El abad se alejó cabalgando, triste por esas palabras, y fue a Cambridge y a Oxford; pero no hubo doctor tan sabio que con su saber pudiera idear una respuesta.

Luego el abad regresó a casa, con el ánimo tan frío, y se encontró con su pastor que iba al redil: —¿Qué tal, mi señor abad? Bienvenido a casa; ¿qué noticias nos traes del buen rey Juan?

—Tristes noticias, tristes noticias, pastor, debo darte; que solo me quedan tres días de vida: porque si no le respondo tres preguntas, mi cabeza será separada de mi cuerpo.

—La primera es decirle allí, en ese lugar, con su corona de oro tan hermosa en la cabeza, entre todos sus súbditos tan nobles de nacimiento, hasta el último penique cuánto vale.

—La segunda, decirle sin ninguna duda, cuán pronto puede cabalgar alrededor de todo el mundo; y en la tercera pregunta no debo titubear, sino decirle allí con verdad lo que él está pensando.

—Ahora anímese, señor abad, ¿acaso no ha oído que un tonto puede enseñar sabiduría a un hombre sabio? Présteme un caballo, sirvientes y su vestimenta, y cabalgaré a Londres para responder por usted.

—No frunza el ceño, si me lo han dicho, soy tan parecido a su señoría como pueda ser; y si me presta su túnica, nadie nos reconocerá en la noble ciudad de Londres.

—Ahora tendrás caballos y sirvientes, con atuendo suntuoso, gallardo y elegante; con báculo, mitra, roquete y capa, digno de presentarse ante nuestro padre el papa.

—Bienvenido seas, señor abad —dijo el rey—, es bueno que hayas regresado para cumplir tu cita; porque si puedes responder mis tres preguntas, tu vida y tus bienes ambos serán salvados.

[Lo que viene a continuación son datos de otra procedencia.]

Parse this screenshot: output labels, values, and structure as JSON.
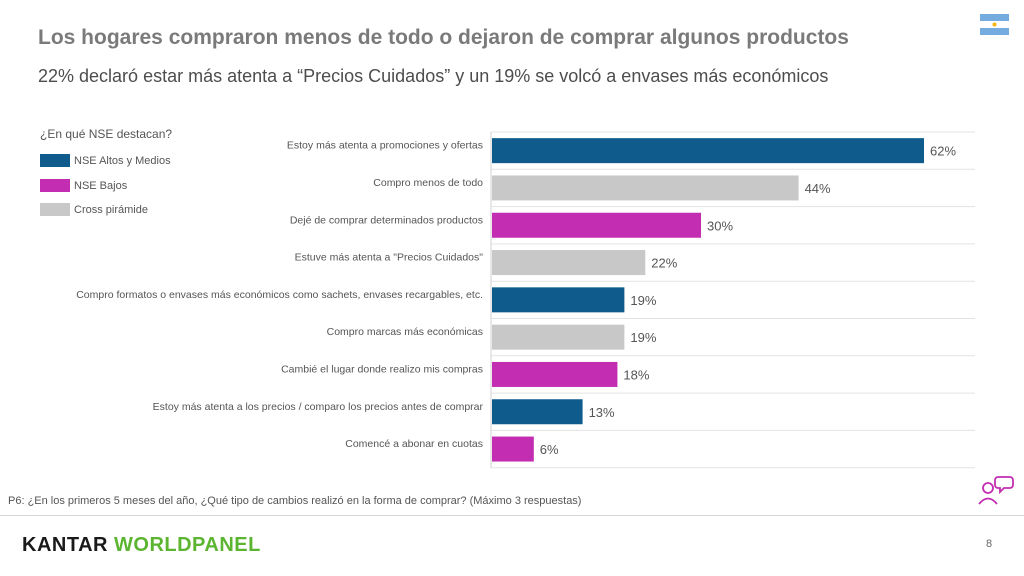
{
  "header": {
    "title": "Los hogares compraron menos de todo o dejaron de comprar algunos productos",
    "subtitle": "22% declaró estar más atenta a “Precios Cuidados” y un 19% se volcó a envases más económicos",
    "flag_icon": "argentina-flag-icon"
  },
  "legend": {
    "question": "¿En qué NSE destacan?",
    "items": [
      {
        "label": "NSE Altos y Medios",
        "color": "#0e5b8c"
      },
      {
        "label": "NSE Bajos",
        "color": "#c32db2"
      },
      {
        "label": "Cross pirámide",
        "color": "#c8c8c8"
      }
    ]
  },
  "chart_data": {
    "type": "bar",
    "orientation": "horizontal",
    "unit": "%",
    "xlim": [
      0,
      70
    ],
    "gridlines": true,
    "categories": [
      "Estoy más atenta a promociones y ofertas",
      "Compro menos de todo",
      "Dejé de comprar determinados productos",
      "Estuve más atenta a \"Precios Cuidados\"",
      "Compro formatos o envases más económicos como sachets, envases recargables, etc.",
      "Compro marcas más económicas",
      "Cambié el lugar donde realizo mis compras",
      "Estoy más atenta a los precios / comparo los precios antes de comprar",
      "Comencé a abonar en cuotas"
    ],
    "values": [
      62,
      44,
      30,
      22,
      19,
      19,
      18,
      13,
      6
    ],
    "value_labels": [
      "62%",
      "44%",
      "30%",
      "22%",
      "19%",
      "19%",
      "18%",
      "13%",
      "6%"
    ],
    "segments": [
      "NSE Altos y Medios",
      "Cross pirámide",
      "NSE Bajos",
      "Cross pirámide",
      "NSE Altos y Medios",
      "Cross pirámide",
      "NSE Bajos",
      "NSE Altos y Medios",
      "NSE Bajos"
    ]
  },
  "footer": {
    "footnote": "P6: ¿En los primeros 5 meses del año, ¿Qué tipo de cambios realizó en la forma de comprar? (Máximo 3 respuestas)",
    "logo_brand": "KANTAR",
    "logo_sub": "WORLDPANEL",
    "page_number": "8",
    "people_icon": "people-chat-icon"
  }
}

—Y primero, cuando me veas aquí en este lugar, con mi corona de oro tan hermosa en la cabeza, entre todos mis súbditos tan nobles de nacimiento, dime hasta el último penique cuánto valgo.

—Por treinta peniques fue vendido nuestro Salvador entre los falsos judíos, según me han contado; y veintinueve es tu valor, pues creo que eres un penique menos valioso que Él.

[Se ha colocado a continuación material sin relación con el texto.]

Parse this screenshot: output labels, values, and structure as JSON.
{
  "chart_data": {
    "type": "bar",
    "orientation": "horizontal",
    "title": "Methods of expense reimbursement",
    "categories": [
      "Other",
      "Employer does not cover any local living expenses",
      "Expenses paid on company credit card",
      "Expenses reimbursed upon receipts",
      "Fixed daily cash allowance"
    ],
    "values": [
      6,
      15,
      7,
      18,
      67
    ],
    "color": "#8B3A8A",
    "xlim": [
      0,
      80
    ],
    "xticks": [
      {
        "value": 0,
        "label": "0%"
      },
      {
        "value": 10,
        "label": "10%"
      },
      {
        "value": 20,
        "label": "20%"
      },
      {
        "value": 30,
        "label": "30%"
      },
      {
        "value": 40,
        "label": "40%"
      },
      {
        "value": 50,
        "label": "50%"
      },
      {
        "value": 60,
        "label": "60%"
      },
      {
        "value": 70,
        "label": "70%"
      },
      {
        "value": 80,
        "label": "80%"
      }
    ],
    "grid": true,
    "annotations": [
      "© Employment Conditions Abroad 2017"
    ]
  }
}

El rey se rió y juró por San Bittel: —¡No pensé que valiera tan poco! —Ahora, en segundo lugar, dime, sin ninguna duda, cuán pronto puedo cabalgar alrededor de todo el mundo.

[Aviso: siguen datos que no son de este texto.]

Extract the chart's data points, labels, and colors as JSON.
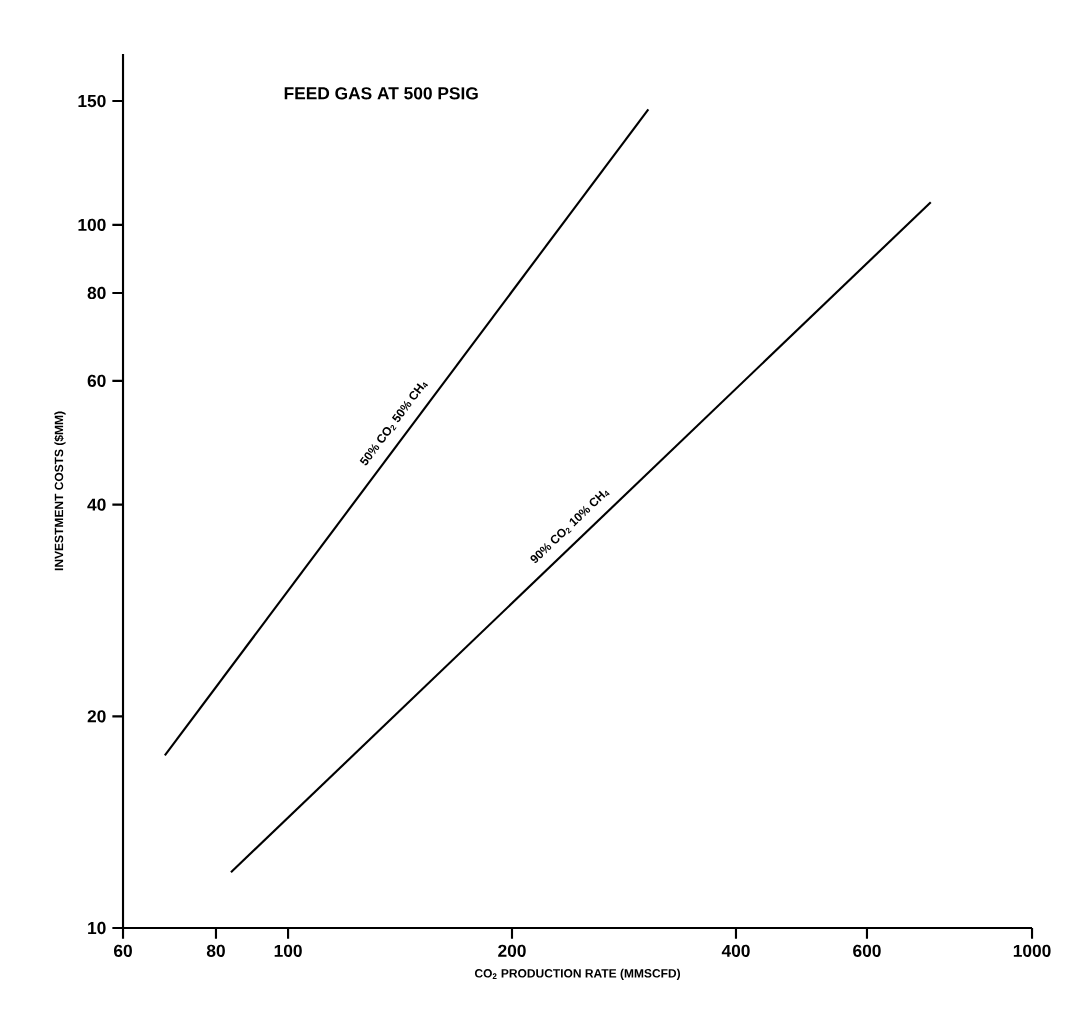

—Debes levantarte con el sol y cabalgar con él, hasta que a la mañana siguiente vuelva a salir; y entonces, vuestra gracia no debe dudar, pues en veinticuatro horas lo habrás recorrido.

El rey se rió y juró por San Juan: —¡No pensé que pudiera hacerse tan pronto! —Ahora, en la tercera pregunta no debes titubear, sino decirme aquí con verdad lo que estoy pensando.

—Sí, eso haré y alegraré a vuestra gracia: pensáis que soy el abad de Canterbury; pero soy su humilde pastor, como podéis ver claramente, que vengo a pedir perdón por él y por mí.

El rey se rió y juró por la misa: —¡Te haré abad en su lugar este mismo día! —Ahora no, mi señor, no tengáis tanta prisa, pues, ay, no sé ni escribir ni leer.

—Cuatro nobles a la semana te daré, por esta broma alegre que me has mostrado; y dile al viejo abad, cuando regreses a casa, que le has traído un perdón del buen rey Juan.